Чтобы скоротать время, они предаются тому, что, судя по всему, является самым популярным занятием в Американских экспедиционных силах после игры в кости — отращиванию усов. Не думаю, что в роте есть хоть один человек, кроме Каммингса и Маджиони, кто не испытал бы в этом удачу. Иногда кажется, что эпидемия молодых усов вспыхивает буквально за одну ночь. Младшие лейтенанты тщетно насмехаются и острит. Есть одно отделение, которое торжественно поклялось не брить усы, пока они не «закатают кайзера в банку»; но по большей части эти маленькие «Чарли» — вещи мимолетные, которые приходят и уходят по прихоти владельца. Это меня очень путает, потому что не успею я запомнить парня с усами в лицо, как он их сбривает и меняется до неузнаваемости, так что мне приходится учить его заново. Но даже азарт отращивания усов, фотографирования и отправки снимка домой своей девушке в ожидании того, что она скажет, дает лишь короткую передышку. А когда это сделано, мы снова оказываемся лицом к лицу с суровой, чистой глупостью муштры и марш-бросков, марш-бросков и муштры, изо дня в день, из недели в неделю, в слякоти, грязи и под дождем.

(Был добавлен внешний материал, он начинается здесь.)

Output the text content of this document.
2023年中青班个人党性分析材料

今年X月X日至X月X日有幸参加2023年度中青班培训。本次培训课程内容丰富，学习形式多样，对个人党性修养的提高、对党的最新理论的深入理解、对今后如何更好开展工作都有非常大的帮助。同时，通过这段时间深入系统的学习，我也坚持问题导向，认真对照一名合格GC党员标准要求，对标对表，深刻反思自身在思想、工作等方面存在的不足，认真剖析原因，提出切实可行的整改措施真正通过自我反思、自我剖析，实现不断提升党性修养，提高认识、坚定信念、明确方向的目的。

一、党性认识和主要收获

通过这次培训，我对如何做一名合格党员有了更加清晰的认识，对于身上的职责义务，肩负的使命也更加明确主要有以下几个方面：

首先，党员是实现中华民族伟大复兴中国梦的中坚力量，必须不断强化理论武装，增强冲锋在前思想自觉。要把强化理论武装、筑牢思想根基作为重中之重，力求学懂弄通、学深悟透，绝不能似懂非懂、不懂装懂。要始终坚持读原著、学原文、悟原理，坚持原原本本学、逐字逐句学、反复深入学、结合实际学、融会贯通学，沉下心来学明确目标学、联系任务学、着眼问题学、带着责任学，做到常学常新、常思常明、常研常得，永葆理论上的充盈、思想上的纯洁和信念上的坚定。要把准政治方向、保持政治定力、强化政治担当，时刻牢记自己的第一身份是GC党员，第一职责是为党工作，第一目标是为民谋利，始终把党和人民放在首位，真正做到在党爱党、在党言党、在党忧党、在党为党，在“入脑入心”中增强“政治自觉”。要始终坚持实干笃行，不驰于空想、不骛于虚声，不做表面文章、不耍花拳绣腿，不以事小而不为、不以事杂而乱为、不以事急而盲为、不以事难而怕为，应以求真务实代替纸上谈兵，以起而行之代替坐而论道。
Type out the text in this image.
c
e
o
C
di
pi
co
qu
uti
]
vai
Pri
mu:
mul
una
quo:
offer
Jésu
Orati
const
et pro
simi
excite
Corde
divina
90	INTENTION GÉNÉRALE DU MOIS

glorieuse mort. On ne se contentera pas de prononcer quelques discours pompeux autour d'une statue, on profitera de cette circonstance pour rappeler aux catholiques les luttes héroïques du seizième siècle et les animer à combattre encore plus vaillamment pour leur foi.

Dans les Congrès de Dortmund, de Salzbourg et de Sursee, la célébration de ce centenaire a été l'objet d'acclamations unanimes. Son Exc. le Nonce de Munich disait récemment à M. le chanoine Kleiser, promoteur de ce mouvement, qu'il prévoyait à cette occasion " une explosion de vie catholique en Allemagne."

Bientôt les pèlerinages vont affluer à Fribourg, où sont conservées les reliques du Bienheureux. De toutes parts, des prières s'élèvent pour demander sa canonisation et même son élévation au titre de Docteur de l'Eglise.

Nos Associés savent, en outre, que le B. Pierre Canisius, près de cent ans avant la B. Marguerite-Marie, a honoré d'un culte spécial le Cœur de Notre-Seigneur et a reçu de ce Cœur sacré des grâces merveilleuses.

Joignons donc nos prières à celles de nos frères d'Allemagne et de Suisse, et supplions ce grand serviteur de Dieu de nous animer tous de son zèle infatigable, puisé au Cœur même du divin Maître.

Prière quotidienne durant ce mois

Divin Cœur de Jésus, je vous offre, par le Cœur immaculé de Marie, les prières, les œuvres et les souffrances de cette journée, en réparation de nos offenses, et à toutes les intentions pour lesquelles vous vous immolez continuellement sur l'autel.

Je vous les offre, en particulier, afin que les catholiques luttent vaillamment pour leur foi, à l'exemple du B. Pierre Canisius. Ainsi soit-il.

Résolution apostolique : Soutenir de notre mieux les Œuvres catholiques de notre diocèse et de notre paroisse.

«День прошел — и доллар в карман», — замечает мой друг мистер Брэди с философской покорностью, возвращаясь с ночного караула, с «Бетси-пырялкой», как он фамильярно называет свою винтовку, на плече.

«Когда я записывался в армию, я был полон патриотизма, — сетует парень менее стоического склада, — но с тех пор, как я попал сюда, скажу вам, мой патриотизм разлетелся вдребезги».

«Кто назвал эту землю "Солнечной Францией", хотелось бы знать?» — возмущенно спрашивает кто-нибудь, и этот вопрос обязательно звучит хотя бы раз в день.

«Я видел солнце всего два раза с тех пор, как приехал сюда, — пожаловался один парень, — и то оно было какое-то заплесневелое».

«На днях дождь перестал на целых три часа, — заметил другой, — и я написал домой своим, что у нас тут стоит долгая засуха».

В целом мы сейчас склонны крайне пессимистично смотреть на окружающую нас обстановку.

«Эта страна отстала от жизни на тысячу лет», — повторяют они, и кто может их винить, если они не видели во Франции ничего, кроме этих крошечных примитивных деревень, утопающих в грязи? «Она не стоит того, чтобы за нее воевать. Да если бы я владел этой страной, я бы отдал ее немцам и еще извинился перед ними».

«Дело не в стране, а в людях, которые в ней живут», — мрачно добавил другой парень.

А высокий кентуккиец заявил: «Когда я приехал во Францию, пределом моих мечтаний было убить немца. Теперь предел моих мечтаний — убить француза».

Что им можно сказать? Я тщетно пытаюсь утешить их, напоминая о хороших временах, которые наступят, когда мы все вернемся домой. Я рисую радужные картины грандиозного парада дивизии по Пятой авеню, но они настроены скептически.

«Ха! Это не для нас! Вся шумиха будет для Национальной гвардии и призывников. Кадровым военным никогда не достается никакой славы».

Затем кто-то начинает напевать песню, в которой есть такие слова:

“O why didn’t I wait to be drafted?

Why didn’t I wait to be cheered?”

«Ну, я скажу всему миру, что вы заслуживаете признания!»

В любом случае, рота А решила один вопрос: если они когда-нибудь будут маршировать по Пятой авеню, я буду маршировать с ними.

Bourmont, January 11.

«Заключенные» вышли из карантина, и, кажется, им это ничуть не повредило. И все же моя семья все еще неполная. Сорок парней из роты были отправлены на лесозаготовки. Отряды из каждой из четырех рот по очереди отправляются в лес заготавливать топливо для нужд Первого батальона, и теперь наша очередь.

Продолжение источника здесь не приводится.